Low-cost LED lightbulbs just around the corner?

A new technique means bulbs can be produced en masse for about one-tenth of what was possible before, putting them into the affordable category for most people.

Culture
Gizmodo

The future of household lighting might be on the horizon. I know, it's not as exciting as a new iPhone or cheap broadband, but in practical terms, new low-cost LED lights being developed could fully replace standard incandescent bulbs and halogen tubes in just a few years.

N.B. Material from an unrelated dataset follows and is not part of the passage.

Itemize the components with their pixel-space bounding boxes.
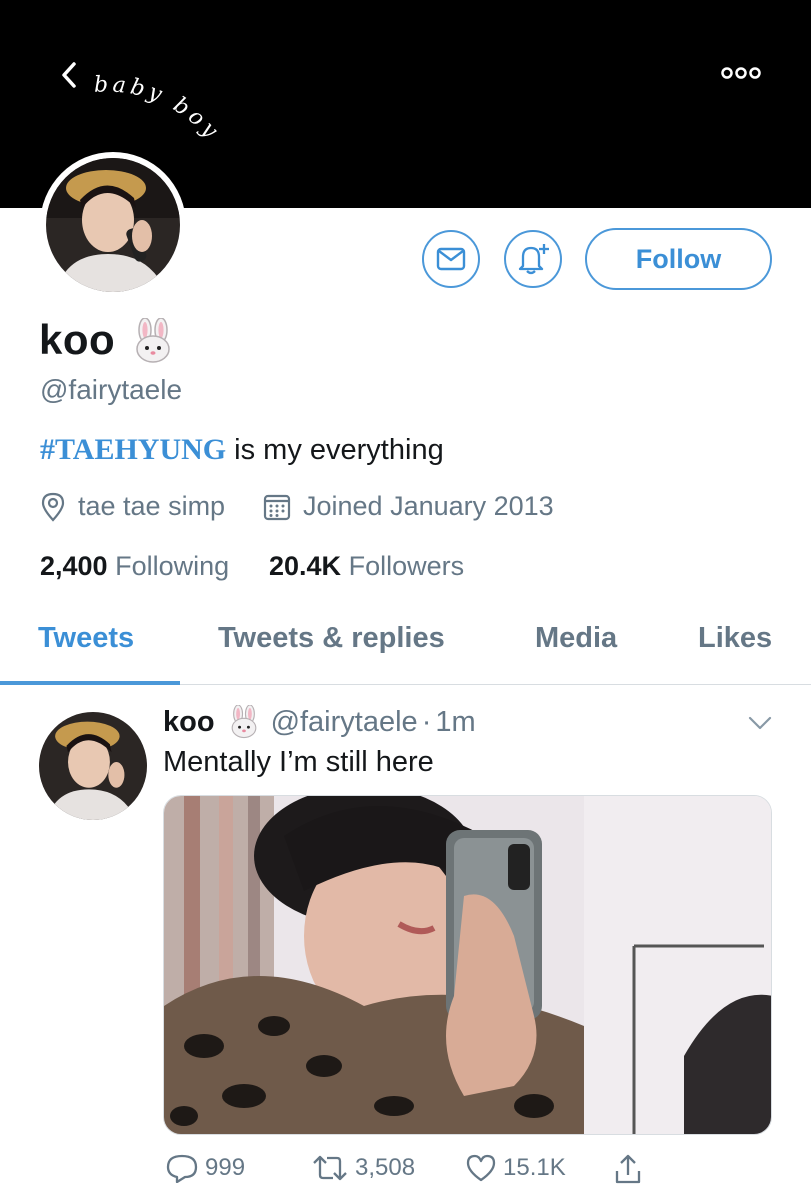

The lights themselves aren't new, but according to Physorg.com, the Cambridge University-based Centre for Gallium Nitride has come up with a new way to manufacture gallium nitride, a man-made semiconductor at the heart of the lights.

This new technique means the bulbs can be produced en masse for about one-tenth of what was possible before, putting them into the affordable category for most people. Right now, at $20 a pop, they're fairly pricey.

It's not just about new technology, though. The LED lights should last longer, years longer, than bulbs in use today. And for the eco-conscious, they're environmentally safer than current lights as they have less toxic materials inside. In addition, they use much less power. A double win.

The question is though, how do they look? Nothing will replace sunlight, but anyone who's worked under halogen knows it's soul-draining, and Tungsten lights just make things look weird. If it's close to natural, sign me up first.